Telling you you've only got 20 mins for a bath would be enough for me to leave with the baby.
Why the hell should you even have to discuss that kind of shit in the first place, let alone doing sod all during the week.
He clearly doesn't get give a damn. How sad for you and your baby.

Finfintytint · 01/03/2021 17:37

I’d go back to work and force that lazy shite of a husband to pull his weight. He doesn’t like you much, does he?

pinkvelvetcupcakes · 01/03/2021 17:38

Go back to work? It's the easiest way to even things up.

Windchangeface · 01/03/2021 17:40

You’re getting paid to stay home with DD just like he’s getting paid to go to work, right?

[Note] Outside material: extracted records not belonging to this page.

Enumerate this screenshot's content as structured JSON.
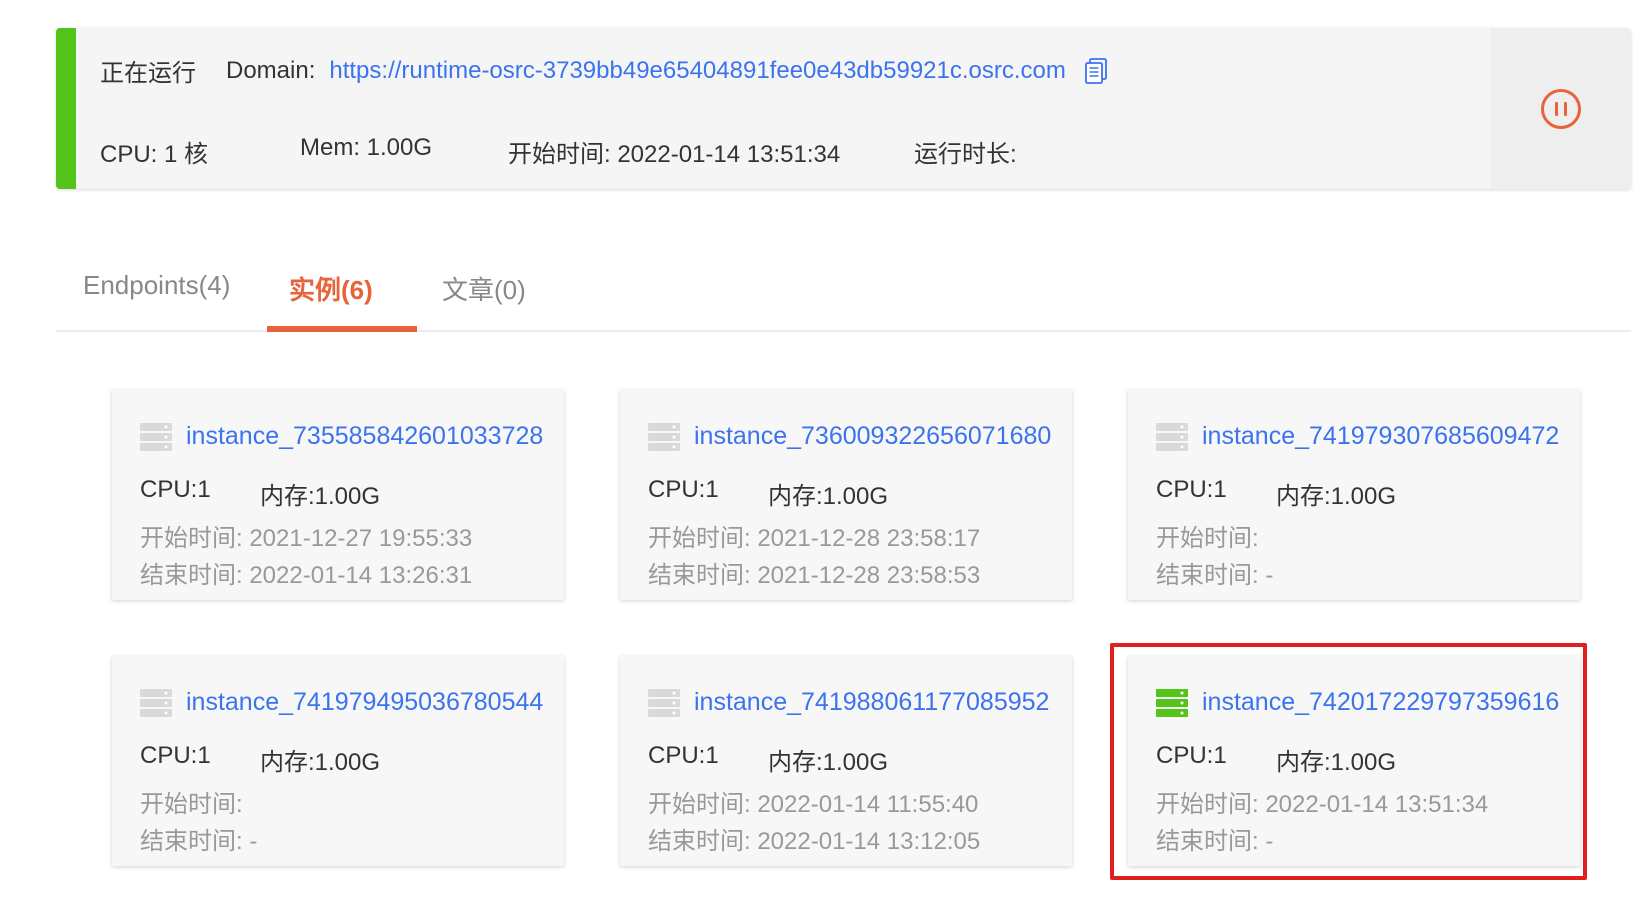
{
  "status": {
    "state": "正在运行",
    "domain_label": "Domain:",
    "domain_url": "https://runtime-osrc-3739bb49e65404891fee0e43db59921c.osrc.com",
    "cpu": "CPU:  1 核",
    "mem": "Mem:  1.00G",
    "start_time": "开始时间:  2022-01-14 13:51:34",
    "runtime": "运行时长:",
    "colors": {
      "running": "#52c41a",
      "accent": "#e8623a",
      "link": "#3b73ef"
    },
    "icons": {
      "copy": "copy-icon",
      "pause": "pause-icon"
    }
  },
  "tabs": [
    {
      "label": "Endpoints(4)",
      "active": false
    },
    {
      "label": "实例(6)",
      "active": true
    },
    {
      "label": "文章(0)",
      "active": false
    }
  ],
  "instances": [
    {
      "name": "instance_735585842601033728",
      "cpu": "CPU:1",
      "mem": "内存:1.00G",
      "start": "开始时间: 2021-12-27 19:55:33",
      "end": "结束时间: 2022-01-14 13:26:31",
      "active": false
    },
    {
      "name": "instance_736009322656071680",
      "cpu": "CPU:1",
      "mem": "内存:1.00G",
      "start": "开始时间: 2021-12-28 23:58:17",
      "end": "结束时间: 2021-12-28 23:58:53",
      "active": false
    },
    {
      "name": "instance_741979307685609472",
      "cpu": "CPU:1",
      "mem": "内存:1.00G",
      "start": "开始时间:",
      "end": "结束时间: -",
      "active": false
    },
    {
      "name": "instance_741979495036780544",
      "cpu": "CPU:1",
      "mem": "内存:1.00G",
      "start": "开始时间:",
      "end": "结束时间: -",
      "active": false
    },
    {
      "name": "instance_741988061177085952",
      "cpu": "CPU:1",
      "mem": "内存:1.00G",
      "start": "开始时间: 2022-01-14 11:55:40",
      "end": "结束时间: 2022-01-14 13:12:05",
      "active": false
    },
    {
      "name": "instance_742017229797359616",
      "cpu": "CPU:1",
      "mem": "内存:1.00G",
      "start": "开始时间: 2022-01-14 13:51:34",
      "end": "结束时间: -",
      "active": true
    }
  ],
  "icon_colors": {
    "server_inactive": "#d9d9d9",
    "server_active": "#52c41a"
  },
  "highlight_color": "#e02020"
}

I mean that’s the point he’s making?

So he goes out to work for his wage and you stay home with DD. So by his own logic you both ‘clock off’ for the day. When he finishes work for the day so do you!

Don’t give him the option OP. Your ‘work’ day finished when he walked through the door and now you’re equal co parents.

As for ‘no longer than 20 minutes’ just who the hell does he think he is OP? Do you live in a dictatorship? Are you a second class citizen? Does he go to work 24/7 or does he just expect you to deal with DD (your ‘job’) 24/7?

Seems like he’s just a self absorbed AH to me.

AgentJohnson · 01/03/2021 19:26

When you go back to work, he will probably think up other excuses for opting out of fatherhood (he works longer hours/ his job is more stressful/ he gets paid more etc).

If I were you, I’d tell him to step the f*k up or fk the f*k off. Some men pull this kind of shit because society has such low expectations of them parenting their children.

sunnyzweibrucken · 01/03/2021 19:32

Sounds like he's not much into family life. At least right now, i know some people, especially men, get more involved when the child is older and can be more interactive - i admit i'm kind of like this as well.